Como de costumbre, me equivocaba. Exactamente dos semanas después de la cena con Rachel, el último viernes del mes, Honey Chowder se presentó en la librería con un vestido blanco de verano y una amplia pamela de paja. Eran las cinco de la tarde. Tom estaba sentado tras el mostrador, leyendo una vieja edición en rústica de Los artículos de la Confederación. Yo acababa de recoger a Lucy en el colegio, y ella y yo estábamos al fondo de la tienda, ordenando libros en la sección de Historia. Hacía dos horas que no entraba un solo cliente, y el único ruido que se oía era el apagado zumbido de! ventilador eléctrico.
La cara de Lucy se iluminó al ver entrar a Honey. Estuvo a punto de echar a correr hacia ella, pero le puse la mano en el brazo y musité:
– Todavía no, Lucy. Deja que hablen primero.
Honey, con los ojos clavados en Tom, no se había dado cuenta de que nosotros estábamos allí. Como dos agentes secretos, nuestra niña y vuestro seguro servidor se ocultaron tras una estantería y fueron testigos de la siguiente conversación.

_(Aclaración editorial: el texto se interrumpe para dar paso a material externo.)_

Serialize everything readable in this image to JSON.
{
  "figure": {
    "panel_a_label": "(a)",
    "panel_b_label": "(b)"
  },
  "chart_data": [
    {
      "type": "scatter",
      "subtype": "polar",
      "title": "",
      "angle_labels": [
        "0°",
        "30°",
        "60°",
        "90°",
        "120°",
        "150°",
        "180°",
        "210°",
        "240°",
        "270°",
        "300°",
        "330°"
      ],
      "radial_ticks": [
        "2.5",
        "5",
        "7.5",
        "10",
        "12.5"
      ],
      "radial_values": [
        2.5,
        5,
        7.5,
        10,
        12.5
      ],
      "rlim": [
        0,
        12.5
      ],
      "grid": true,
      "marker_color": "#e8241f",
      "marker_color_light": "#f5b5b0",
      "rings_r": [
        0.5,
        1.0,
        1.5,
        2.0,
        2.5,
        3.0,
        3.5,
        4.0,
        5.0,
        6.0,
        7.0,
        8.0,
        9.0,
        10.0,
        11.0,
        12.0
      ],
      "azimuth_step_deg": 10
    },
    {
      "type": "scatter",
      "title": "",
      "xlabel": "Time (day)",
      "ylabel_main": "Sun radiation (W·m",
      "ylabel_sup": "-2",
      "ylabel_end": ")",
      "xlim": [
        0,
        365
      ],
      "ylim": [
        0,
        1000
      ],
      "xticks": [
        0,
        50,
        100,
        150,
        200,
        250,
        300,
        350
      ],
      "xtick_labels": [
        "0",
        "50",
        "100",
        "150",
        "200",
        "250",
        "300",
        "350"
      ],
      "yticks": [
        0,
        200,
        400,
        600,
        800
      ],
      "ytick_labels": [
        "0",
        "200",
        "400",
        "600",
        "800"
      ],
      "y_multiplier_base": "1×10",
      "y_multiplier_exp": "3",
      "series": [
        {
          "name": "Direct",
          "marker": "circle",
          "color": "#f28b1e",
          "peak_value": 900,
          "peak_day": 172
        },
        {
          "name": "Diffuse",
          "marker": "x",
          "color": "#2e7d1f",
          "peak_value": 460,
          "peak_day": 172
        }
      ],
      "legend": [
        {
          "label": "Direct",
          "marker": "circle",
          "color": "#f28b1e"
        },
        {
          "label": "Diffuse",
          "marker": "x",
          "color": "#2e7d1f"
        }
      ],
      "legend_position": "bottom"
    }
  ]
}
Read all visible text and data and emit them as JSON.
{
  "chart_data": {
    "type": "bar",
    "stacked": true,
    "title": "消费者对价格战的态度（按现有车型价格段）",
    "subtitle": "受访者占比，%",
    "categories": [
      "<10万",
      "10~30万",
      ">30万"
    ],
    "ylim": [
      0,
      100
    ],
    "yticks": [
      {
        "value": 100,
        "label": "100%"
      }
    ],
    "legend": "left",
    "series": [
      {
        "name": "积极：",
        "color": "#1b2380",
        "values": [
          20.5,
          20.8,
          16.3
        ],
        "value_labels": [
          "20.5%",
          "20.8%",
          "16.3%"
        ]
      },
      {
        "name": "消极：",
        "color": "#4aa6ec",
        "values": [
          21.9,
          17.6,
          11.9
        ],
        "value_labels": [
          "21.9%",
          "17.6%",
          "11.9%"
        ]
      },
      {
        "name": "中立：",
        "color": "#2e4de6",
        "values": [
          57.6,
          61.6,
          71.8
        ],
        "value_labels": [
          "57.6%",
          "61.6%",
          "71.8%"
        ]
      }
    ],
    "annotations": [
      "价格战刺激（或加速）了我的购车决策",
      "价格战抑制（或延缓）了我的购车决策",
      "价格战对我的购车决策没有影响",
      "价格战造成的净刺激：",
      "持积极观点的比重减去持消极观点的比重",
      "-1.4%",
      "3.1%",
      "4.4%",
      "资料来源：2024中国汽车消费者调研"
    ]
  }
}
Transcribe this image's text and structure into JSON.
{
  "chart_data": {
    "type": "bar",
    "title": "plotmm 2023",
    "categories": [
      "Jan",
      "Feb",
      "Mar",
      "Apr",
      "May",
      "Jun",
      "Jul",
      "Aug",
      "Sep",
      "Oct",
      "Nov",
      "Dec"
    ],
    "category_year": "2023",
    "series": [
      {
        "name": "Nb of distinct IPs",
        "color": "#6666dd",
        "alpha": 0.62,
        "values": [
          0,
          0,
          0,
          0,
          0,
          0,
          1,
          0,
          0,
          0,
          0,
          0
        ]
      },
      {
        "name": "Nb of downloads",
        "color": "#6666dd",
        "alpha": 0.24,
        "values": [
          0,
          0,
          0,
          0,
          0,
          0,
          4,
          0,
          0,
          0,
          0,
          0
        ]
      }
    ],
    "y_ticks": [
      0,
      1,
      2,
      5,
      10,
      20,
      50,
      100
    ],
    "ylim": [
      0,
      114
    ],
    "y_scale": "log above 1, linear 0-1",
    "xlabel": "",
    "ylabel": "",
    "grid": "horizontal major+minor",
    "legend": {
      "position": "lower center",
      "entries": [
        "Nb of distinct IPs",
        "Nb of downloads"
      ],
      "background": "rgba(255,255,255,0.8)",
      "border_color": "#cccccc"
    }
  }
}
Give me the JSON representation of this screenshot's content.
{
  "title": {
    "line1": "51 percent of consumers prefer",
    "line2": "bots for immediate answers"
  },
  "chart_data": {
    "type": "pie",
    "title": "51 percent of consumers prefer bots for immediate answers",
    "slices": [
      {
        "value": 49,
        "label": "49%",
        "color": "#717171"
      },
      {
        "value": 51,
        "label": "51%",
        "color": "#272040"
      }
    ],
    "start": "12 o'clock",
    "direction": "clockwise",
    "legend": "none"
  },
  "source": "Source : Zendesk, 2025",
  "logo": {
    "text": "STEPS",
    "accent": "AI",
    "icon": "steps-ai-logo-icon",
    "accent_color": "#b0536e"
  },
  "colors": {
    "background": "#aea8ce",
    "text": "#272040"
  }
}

– Qué hay, Tom -dijo Honey, dejando caer el bolso sobre el mostrador. Luego se quitó el sombrero y sacudió su larga y abundante melena-. ¿Cómo van las cosas?
Tom alzó la vista del libro y exclamó:
– ¡Pero bueno, Honey! ¿Qué estás haciendo aquí?
– Ya hablaremos luego de eso. Primero, quiero saber cómo estás.
– Pues, bien. Con mucho que hacer, un poco agobiado, pero bien. Han pasado muchas cosas desde la última vez que nos vimos. Se murió mi jefe, y por lo que parece yo he heredado la librería. Todavía estoy tratando de decidir lo que hacer con ella.
– No me refiero a los asuntos de trabajo. Me refiero a ti.
A tu vida íntima, a tu corazón.
– ¿Mi corazón? Sigue latiendo. Setenta y dos veces por minuto.
– Lo que quiere decir que sigues solo, ¿verdad? Si te hubieras enamorado, latiría más deprisa.
– ¿Enamorado? ¿De qué estás hablando?
– No habrás conocido a nadie este último mes, ¿verdad?
– No. Por supuesto que no. He estado demasiado ocupado.
– ¿Te acuerdas de Vermont?
– ¿Cómo podría olvidarlo?
– Y la última noche que estuviste allí, ¿la recuerdas?
– Sí. Recuerdo esa noche.
– ¿Y?
– ¿Y qué?
– ¿Qué ves cuando me miras, Tom?
– Pues no sé, Honey. Te veo a ti. Honey Chowder. A una mujer con un nombre increíble. A una mujer increíble con un nombre increíble.